La fin est bien souvent tragique et il n’est pas rare qu’il ne reste plus rien d’intéressant dans l’affaire : le meurtrier est abattu en même temps que ses dernières victimes, les diamants que tous recherchaient (et pour lesquels tous sont morts) étaient des faux, ou sont jetés à la mer par le héros désabusé, etc.
Vous trouverez un exemple de scénario Noir ici : Du bon côté de la barrière.

Et les PJs dans tout ça ?

Faire un scénario Noir n’est pas trop compliqué : il ne s’agit que de rassembler des éléments et de les mélanger. Le plus difficile est d’intégrer les PJs et de les faire vibrer tels les "héros" Noirs.
Vous pouvez très bien ignorer cette partie et laisser les PJs jouer à un scénario d’enquête Noir de qualité. Mais si vous voulez vraiment leur faire vivre toute l’expérience Noir, voici quelques principes intéressants :
- Le héros Noir est souvent un personnage à part. S’il s’est blindé, il n’en reste pas moins faible. S’il tue, triche et est lui-même un pourri, il est conscient de la tristesse du monde. Cette mélancolie, il la cache derrière une décontraction et un certain cynisme mais c’est elle qui fait de lui un être humain, toujours attaché à des valeurs nobles sans se faire aveugler par elles.
Si vos PJs ne sont pas de ce genre là, essayez tout du moins de les appréhender comme expliqué dans le chapitre consacré aux personnages : tous les runners doivent faire face quotidiennement à un monde sale et pourri. Comment font-ils pour s’en protéger ?
Par la suite, insistez sur ces points : les personnages doivent être mis face à la cruauté du monde et doivent être invités à y réagir, bien souvent en choisissant entre deux mauvais choix.
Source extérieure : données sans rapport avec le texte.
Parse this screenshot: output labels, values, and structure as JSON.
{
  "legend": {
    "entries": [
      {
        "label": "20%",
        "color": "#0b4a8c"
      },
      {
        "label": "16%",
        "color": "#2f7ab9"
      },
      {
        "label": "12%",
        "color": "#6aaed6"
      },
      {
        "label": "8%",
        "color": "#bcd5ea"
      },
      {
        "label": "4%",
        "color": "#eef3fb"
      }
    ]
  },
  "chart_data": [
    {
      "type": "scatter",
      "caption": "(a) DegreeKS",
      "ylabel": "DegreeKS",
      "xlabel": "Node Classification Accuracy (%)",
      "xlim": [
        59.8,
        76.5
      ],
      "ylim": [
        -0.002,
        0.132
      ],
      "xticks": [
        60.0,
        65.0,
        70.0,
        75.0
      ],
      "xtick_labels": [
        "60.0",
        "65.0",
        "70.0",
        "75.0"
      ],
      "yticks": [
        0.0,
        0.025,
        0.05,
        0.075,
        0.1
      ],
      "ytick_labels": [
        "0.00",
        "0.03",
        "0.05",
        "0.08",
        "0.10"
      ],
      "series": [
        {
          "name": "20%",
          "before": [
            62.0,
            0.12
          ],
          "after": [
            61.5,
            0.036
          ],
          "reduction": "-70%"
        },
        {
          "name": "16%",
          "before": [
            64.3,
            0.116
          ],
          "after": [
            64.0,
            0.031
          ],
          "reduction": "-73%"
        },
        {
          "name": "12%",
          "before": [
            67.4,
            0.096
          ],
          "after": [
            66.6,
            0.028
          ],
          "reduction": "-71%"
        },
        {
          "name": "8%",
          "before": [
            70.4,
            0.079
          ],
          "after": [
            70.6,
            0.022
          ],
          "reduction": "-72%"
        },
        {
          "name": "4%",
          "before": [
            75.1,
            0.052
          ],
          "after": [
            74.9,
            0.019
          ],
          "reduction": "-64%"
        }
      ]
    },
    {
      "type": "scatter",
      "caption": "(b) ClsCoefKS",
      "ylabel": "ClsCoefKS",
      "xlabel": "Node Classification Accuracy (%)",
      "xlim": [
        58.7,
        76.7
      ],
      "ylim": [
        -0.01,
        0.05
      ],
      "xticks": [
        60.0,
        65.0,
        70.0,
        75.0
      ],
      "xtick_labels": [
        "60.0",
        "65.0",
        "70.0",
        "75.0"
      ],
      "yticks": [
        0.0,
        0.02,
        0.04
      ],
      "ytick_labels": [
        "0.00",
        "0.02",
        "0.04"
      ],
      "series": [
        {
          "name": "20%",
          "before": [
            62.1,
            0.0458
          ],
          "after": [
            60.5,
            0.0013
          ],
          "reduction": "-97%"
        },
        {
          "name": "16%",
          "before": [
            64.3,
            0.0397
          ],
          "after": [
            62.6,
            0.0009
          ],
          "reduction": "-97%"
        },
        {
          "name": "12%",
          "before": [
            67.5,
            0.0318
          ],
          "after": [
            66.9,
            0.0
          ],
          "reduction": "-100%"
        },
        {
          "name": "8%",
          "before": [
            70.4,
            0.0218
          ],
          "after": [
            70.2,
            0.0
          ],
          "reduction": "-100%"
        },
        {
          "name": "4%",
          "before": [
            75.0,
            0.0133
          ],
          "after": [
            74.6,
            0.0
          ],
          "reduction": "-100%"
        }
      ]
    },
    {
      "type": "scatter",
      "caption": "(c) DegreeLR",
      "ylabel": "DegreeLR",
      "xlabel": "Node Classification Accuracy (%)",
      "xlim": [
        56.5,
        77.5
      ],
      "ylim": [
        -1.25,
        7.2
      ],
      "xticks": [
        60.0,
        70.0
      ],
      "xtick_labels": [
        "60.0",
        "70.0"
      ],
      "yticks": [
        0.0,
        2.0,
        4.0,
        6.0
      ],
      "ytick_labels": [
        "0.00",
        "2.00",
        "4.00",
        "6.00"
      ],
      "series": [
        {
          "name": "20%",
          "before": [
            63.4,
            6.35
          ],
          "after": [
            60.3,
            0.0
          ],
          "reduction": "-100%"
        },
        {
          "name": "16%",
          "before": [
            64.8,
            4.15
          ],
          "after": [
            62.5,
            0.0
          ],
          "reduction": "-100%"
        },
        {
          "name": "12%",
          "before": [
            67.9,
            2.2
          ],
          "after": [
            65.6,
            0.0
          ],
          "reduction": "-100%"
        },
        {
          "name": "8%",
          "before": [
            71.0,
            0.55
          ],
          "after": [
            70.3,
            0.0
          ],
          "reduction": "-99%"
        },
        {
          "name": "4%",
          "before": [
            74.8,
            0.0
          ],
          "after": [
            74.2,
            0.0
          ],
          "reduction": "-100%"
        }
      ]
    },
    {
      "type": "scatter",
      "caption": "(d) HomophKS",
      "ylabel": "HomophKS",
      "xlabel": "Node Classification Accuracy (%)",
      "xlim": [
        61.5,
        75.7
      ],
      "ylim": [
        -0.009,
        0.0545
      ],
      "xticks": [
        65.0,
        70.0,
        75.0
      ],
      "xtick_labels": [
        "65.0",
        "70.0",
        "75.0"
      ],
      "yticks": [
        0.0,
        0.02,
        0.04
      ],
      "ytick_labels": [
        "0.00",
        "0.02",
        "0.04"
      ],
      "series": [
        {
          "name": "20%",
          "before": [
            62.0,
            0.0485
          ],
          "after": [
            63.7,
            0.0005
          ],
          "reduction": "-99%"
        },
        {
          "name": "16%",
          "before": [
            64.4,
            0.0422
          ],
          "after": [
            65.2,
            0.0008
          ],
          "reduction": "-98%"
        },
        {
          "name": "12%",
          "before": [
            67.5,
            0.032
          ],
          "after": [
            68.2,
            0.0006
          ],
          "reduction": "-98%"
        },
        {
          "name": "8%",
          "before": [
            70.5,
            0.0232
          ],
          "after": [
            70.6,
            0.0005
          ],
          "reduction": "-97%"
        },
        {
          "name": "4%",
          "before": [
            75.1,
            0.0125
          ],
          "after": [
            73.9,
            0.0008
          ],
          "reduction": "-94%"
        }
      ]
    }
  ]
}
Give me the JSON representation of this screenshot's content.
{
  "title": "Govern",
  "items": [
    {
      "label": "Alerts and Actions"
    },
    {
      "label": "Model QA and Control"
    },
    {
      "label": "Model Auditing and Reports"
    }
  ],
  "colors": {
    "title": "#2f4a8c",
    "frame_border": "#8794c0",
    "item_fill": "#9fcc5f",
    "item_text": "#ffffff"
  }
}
Mettez-les face à des cas de conscience délicats (pas « gagner l’argent ou sauver des enfants » mais plutôt « rendre la justice en tuant ce type qui est le seul à pouvoir aider cette gamine ou briser un serment de vengeance fait à un ami et perdre toute crédibilité ? »). Si les PJs ont des façons différentes de faire face à la pourriture du monde, n’hésitez pas à laisser ces conceptions s’entrechoquer et faire des étincelles.
Le but final est de faire prendre conscience aux PJs que non seulement ils sont dans un monde pourri mais qu’en plus, ils sont forcés d’y prendre part.

Sources d’inspirations :

Les romans de Ray Chandler (avec Phillip Marlowe) et de Dashiel Hammet (avec Sam Spade) et leurs adaptations cinématographiques : les premiers romans Noirs, avec des privés.
La série du 87e district d’Ed McBain : l’histoire d’un commissariat, très intéressant au niveau de l’évolution des personnages.
Les romans de James Ellroy (notamment le Quatuor de Los Angeles) et les adaptations cinématographiques (L.A Confidential, Black Dahlia, etc.) : du Noir presque caricatural, mêlant souvent politique et affaires policières.